For synchronous web servers, this model works well - each request gets a thread, runs to completion, and then a new Context is created for the next request. Whenever we clone a Context object, we can see that we’re cloning the inner Arc wrapping the entries and span information. When all clones of a particular Arc are dropped, for instance, because we’re doing working on the request that created the surrounding span - the span itself is dropped, and the Drop trait implementation it provides submits its data off to whatever external observability tool we are using.

What about async?

You’re probably wondering: If I use Tokio, how does this work when requests jump across threads? Doesn’t it all get horribly mixed up? Yes! This does makes things a bit harder.

FutureExt

To be a bit more precise, async code doesn’t jump furiously across threads just whenever - it gets suspended when it hits a yield point - something that does some blocking operation that yields a Future the runtime will pick up and resume later. This could be making a call to an external HTTP service, or calling tokio::sleep:

async fn do_something() {
// This code runs on one thread
let result = some_async_call().await; // Execution can switch to another thread here
// Continuing execution might be on a different thread
}

This is why async works well. Instead of blocking a thread while we wait for the outside world, we yield it back to the runtime so it can execute other work, resuming only when needed. When we resume execution, we might be on a different thread, and even if we’re not, something else may have run on our thread since we did. This means the active Context is almost certainly wrong, and we need to restore the correct one for the piece of work we’re now running.
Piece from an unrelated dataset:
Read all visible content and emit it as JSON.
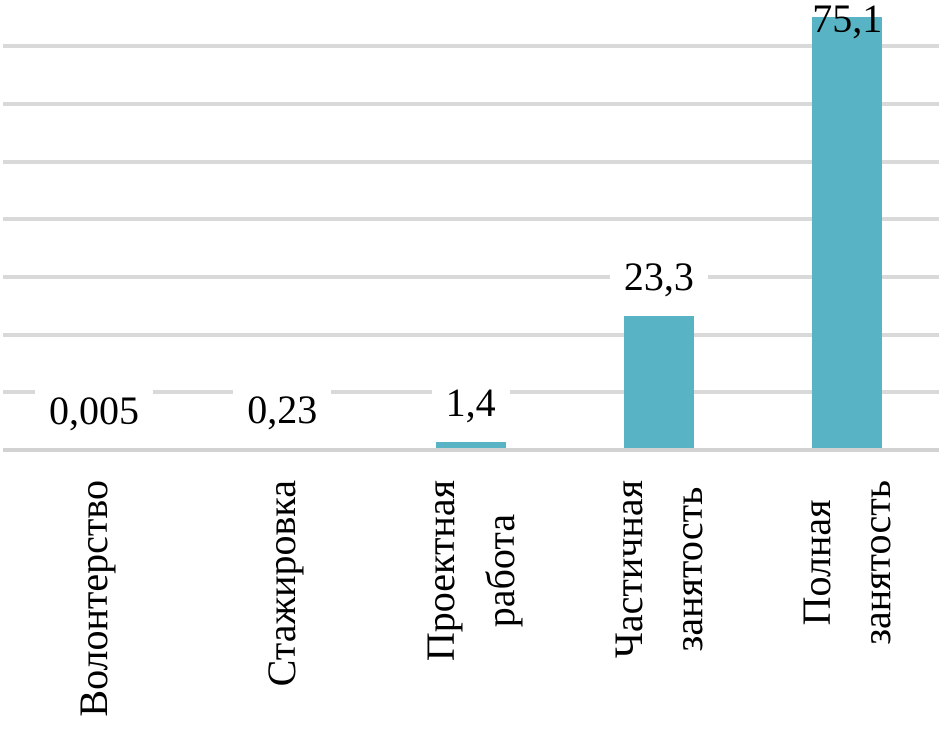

To do this in Rust, we rely on FutureExt, which allows us to attach Context to a future, ensuring it’s preserved across execution boundaries. In practice this means whenever we do something yielding, we have to explicitly “wrap up” the resulting future - we can see this in our example app:

match (req.method(), req.uri().path()) {
(&hyper::Method::GET, "/health") => handle_health_check(req).with_context(cx).await,
(&hyper::Method::GET, "/echo") => handle_echo(req).with_context(cx).await
// ...
};

server.rs

Here, handle_health_check and handle_echo are both async, meaning they return a future. We then use with_context to wrap them up, and if we peer into the wrapper type it resturns, we see that it automatically re-attaches the correct Context when the future is polled:

fn poll(self: Pin<&mut Self>, task_cx: &mut TaskContext<'_>) -> Poll<Self::Output> {
let this = self.project();
let _guard = this.otel_cx.clone().attach();
this.inner.poll(task_cx)
}

future_ext.rs

Wrapping up

There is a bit more to Context than initially meets the eye - but I hope this has given you an intuition for how it works! If you want to know more, or squash some bugs, hope on over to opentelemetry-rust on GitHub.